Derivatives market data paints a picture of limited confidence. The annualized premium for ETH futures stands at 4%, unchanged from the previous week. This figure is below the normal 5% to 10% range, indicating a limited appetite for bullish positions. Furthermore, U.S.-listed products recorded $507 million in net outflows during November, highlighting the weak spot Ethereum ETF demand.
Frustration among ETH investors is growing, as the asset underperformed the broader crypto market by 4% weekly. This caution is exacerbated by macroeconomic risks.
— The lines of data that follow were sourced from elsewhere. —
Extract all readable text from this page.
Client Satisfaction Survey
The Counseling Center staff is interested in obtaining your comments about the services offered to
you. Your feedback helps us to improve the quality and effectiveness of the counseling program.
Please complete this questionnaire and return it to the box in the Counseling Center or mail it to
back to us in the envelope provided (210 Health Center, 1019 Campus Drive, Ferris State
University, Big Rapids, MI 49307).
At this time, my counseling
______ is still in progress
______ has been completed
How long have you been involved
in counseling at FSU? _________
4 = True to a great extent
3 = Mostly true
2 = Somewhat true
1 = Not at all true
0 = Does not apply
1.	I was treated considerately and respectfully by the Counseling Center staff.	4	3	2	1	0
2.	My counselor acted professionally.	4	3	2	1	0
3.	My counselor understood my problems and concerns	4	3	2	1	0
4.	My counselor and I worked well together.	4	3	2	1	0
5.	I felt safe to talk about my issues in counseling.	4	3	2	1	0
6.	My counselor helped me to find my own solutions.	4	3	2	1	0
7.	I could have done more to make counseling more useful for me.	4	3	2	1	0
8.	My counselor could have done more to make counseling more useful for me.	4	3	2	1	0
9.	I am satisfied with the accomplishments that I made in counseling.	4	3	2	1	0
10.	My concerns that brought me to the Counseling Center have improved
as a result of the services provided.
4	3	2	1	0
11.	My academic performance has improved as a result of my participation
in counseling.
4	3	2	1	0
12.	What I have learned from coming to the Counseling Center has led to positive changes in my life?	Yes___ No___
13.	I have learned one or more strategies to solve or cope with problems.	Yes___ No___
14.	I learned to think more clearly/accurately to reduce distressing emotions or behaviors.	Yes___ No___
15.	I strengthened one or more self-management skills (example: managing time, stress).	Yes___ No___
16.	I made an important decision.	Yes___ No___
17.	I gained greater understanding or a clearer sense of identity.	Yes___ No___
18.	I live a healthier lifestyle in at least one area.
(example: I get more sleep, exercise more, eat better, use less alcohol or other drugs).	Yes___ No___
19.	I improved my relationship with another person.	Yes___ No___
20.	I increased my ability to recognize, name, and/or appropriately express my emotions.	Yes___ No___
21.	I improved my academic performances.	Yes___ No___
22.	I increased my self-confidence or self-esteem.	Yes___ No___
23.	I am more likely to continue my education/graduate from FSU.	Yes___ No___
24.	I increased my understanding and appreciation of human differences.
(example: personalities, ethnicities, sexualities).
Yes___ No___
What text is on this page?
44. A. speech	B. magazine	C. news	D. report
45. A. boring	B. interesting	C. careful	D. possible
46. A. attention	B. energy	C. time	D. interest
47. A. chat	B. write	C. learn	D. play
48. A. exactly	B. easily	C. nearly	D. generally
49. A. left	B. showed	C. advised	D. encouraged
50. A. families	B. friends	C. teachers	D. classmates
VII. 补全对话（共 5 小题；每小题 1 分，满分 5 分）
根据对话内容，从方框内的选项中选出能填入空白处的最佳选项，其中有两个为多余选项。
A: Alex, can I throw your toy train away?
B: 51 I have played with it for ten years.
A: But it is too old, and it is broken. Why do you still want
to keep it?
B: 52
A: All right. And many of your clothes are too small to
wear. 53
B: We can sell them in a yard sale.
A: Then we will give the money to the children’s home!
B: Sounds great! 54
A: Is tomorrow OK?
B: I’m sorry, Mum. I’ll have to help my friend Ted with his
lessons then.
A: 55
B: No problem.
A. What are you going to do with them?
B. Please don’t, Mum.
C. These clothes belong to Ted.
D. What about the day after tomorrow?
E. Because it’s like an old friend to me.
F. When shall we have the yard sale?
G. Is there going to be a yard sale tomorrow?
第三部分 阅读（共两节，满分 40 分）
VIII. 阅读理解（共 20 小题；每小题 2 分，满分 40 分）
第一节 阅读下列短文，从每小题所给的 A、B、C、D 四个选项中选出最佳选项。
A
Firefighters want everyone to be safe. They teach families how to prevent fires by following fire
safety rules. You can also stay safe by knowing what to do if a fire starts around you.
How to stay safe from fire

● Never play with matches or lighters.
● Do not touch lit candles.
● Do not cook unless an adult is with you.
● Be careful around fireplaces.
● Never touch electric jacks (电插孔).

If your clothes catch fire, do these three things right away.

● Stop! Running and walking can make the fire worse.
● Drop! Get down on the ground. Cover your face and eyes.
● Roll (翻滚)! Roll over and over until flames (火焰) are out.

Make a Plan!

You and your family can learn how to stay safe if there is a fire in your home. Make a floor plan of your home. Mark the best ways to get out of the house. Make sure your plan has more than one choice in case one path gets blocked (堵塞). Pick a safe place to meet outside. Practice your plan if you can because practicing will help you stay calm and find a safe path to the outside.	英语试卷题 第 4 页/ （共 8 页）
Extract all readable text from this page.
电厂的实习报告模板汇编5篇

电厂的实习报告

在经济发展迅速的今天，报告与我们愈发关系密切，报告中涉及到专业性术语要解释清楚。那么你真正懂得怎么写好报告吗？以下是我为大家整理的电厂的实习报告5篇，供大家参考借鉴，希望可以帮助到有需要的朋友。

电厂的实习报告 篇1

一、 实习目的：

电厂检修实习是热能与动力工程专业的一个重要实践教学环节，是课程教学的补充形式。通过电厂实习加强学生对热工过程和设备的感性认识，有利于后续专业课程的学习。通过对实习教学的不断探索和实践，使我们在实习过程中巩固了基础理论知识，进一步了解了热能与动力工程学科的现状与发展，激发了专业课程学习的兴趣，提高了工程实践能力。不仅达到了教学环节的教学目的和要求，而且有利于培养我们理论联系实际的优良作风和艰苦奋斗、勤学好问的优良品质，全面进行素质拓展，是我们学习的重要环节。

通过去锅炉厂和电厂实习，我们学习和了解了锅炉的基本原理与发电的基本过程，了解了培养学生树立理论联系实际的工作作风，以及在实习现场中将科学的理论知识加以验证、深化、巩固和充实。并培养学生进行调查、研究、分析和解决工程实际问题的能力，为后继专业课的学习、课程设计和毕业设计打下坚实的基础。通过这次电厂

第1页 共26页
A University of Michigan survey revealed that U.S. consumer sentiment fell to its lowest level since 1978. Likewise, the prolonged U.S. government shutdown continues to hurt the economy.
Can on-chain activity save Ethereum from market distrust?
Within the Ethereum ecosystem, internal metrics also show warning signs. The total value locked (TVL) on the network fell to $74 billion, its lowest level since July. This represents a 24% drop in the last 30 days. On the other hand, a $120 million exploit on the DeFi platform Balancer v2 has shaken confidence. Ethereum DApp revenues also fell 18% in October, generating $80.7 million.
However, not all metrics are negative. The first week of November showed early signs of strength in on-chain activity. Data from Nansen indicates that active addresses climbed 5% and transactions rose 2%. This growth outpaced rivals like Tron and BNB Chain. The only clear catalyst on the horizon is the upcoming Fusaka upgrade, scheduled for early December, which promises scalability enhancements.